Он умолк, снаружи доносились обычные звуки Кремлёвской жизни подворья.

– Так может, Государь, всё тут обратно рассмотреть надо. От суровости твоей и страх. Извечно это… Аки змея, свой хвост непрестанно пожирающая, и слезми исходит, и прекратить не может, – откровенно уже горько отвечал митрополит, и снова оказывались оба, что та змея, в безвыходности. Точно при шахматном нападении, когда король и защищён, и заперт, и никто никуда двинуться не может из равнозависимого бессилия, подумалось Федьке.

Иоанн, остывая, помолчал.

– Что ж, не стану более задерживать тебя, попрошу только нынче помолиться за наши души, и за души спасённых троих… Я то же вершить стану, со всем усердием… Скорблю не меньше тебя. Быть звону скорбному тому сегодня.

– Спасённых… – будто в задумчивости повторил митрополит, вставая из кресла и готовясь покинуть царские покои, прежде дав государю обычное благословение.

Иоанн также встал перед ним, говоря как бы себе, не ему, то, в чём уверен был безоговорочно: – Приходят сроки последних времён… И кто, если не цари земные, обязаны тяжкое бремя спасения вверенных его попечению снести? И наказание – это ведь не только суд земной… Это – очищение ради Спасения их! А я сам перед Всевышним отвечу, как Он рассудит.
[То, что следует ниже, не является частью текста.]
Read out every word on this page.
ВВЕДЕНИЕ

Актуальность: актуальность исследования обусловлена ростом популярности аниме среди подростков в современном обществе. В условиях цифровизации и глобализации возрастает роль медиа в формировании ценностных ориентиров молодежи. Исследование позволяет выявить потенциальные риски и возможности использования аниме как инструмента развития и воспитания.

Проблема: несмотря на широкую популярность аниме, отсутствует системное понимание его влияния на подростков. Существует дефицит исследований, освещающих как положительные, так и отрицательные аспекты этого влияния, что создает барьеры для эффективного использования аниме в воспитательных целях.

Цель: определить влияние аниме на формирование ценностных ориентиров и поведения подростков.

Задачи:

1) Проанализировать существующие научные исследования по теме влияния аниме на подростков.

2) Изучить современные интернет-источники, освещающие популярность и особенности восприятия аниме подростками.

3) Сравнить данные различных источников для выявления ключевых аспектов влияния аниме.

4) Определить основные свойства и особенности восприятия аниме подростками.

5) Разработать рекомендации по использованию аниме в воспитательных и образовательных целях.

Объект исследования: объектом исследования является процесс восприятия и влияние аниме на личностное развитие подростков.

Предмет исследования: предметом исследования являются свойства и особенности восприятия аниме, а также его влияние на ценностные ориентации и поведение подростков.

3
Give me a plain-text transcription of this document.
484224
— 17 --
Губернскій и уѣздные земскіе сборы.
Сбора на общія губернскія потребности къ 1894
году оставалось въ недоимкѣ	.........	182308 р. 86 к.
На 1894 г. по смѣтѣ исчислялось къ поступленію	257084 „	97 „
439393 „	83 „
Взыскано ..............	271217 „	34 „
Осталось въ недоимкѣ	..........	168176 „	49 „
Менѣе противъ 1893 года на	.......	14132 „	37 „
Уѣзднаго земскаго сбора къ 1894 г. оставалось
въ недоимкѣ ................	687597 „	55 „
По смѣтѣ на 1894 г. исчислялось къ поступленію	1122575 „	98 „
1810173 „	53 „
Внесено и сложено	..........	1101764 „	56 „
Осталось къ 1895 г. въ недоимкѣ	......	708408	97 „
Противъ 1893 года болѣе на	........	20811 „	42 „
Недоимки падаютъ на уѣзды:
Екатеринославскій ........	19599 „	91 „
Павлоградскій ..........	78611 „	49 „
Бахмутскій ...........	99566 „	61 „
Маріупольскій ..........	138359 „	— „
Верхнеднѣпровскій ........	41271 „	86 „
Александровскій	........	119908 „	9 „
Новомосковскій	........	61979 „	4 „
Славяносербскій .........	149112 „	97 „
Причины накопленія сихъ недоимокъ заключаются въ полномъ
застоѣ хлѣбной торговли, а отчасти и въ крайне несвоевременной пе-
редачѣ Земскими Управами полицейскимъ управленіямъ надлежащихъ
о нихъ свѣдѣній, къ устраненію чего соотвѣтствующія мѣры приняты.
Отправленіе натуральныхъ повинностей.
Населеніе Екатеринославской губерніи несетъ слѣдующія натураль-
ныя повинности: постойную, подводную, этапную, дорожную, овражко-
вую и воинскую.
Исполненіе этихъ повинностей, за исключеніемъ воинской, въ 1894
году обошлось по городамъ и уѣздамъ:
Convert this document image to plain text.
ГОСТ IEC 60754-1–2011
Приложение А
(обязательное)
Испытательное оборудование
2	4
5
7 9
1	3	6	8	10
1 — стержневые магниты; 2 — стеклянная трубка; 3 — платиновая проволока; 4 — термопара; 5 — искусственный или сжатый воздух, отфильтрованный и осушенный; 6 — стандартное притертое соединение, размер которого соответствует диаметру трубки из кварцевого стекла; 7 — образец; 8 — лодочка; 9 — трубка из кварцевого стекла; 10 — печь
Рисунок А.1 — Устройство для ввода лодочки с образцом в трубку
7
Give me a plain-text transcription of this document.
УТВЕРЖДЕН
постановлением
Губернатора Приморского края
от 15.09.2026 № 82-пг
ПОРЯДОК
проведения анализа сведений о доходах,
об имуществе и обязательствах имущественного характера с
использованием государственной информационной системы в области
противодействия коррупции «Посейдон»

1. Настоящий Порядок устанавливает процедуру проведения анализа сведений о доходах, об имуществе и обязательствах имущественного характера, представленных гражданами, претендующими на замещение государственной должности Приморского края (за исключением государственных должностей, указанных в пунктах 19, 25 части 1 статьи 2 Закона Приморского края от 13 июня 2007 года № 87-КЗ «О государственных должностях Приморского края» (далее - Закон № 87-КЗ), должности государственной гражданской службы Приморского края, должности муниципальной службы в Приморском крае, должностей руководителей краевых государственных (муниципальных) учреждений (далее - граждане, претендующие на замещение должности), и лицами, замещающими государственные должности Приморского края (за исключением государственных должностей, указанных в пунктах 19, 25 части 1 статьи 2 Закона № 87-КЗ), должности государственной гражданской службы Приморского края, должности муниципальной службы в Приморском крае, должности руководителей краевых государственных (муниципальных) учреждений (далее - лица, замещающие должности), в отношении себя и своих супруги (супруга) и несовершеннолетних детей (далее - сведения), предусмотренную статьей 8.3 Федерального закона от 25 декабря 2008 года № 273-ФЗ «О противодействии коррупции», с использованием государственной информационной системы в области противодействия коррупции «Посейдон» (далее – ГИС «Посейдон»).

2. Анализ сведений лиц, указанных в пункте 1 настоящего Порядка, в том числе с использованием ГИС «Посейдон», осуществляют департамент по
– Сроки прихода последних времен неведомы никому, – тихо строго отвечал митрополит. – Так речёт Новый Завет…

– «У Господа один день, как тысяча лет, и тысяча лет, как один день», знаю, помню. «Придет же день Господень, как тать ночью», также сказано, и что нам делать, коли не приготовимся?

– Молить Бога буду за тебя, Государь! И за всех страждущих. Да пребудет с тобой Господь.


Когда часом позже воевода, бывший тут же по случаю не только молебна, задавал Федьке привычные уже вопросы про «попа», тот со вздохом отвечал, что о Судном дне опять толковали.

– И только?..

– Да почти что.

– А про Старицкого как же?

– Не стал спрашивать. Видно, решил повременить. По Челядину проехался зато знатно.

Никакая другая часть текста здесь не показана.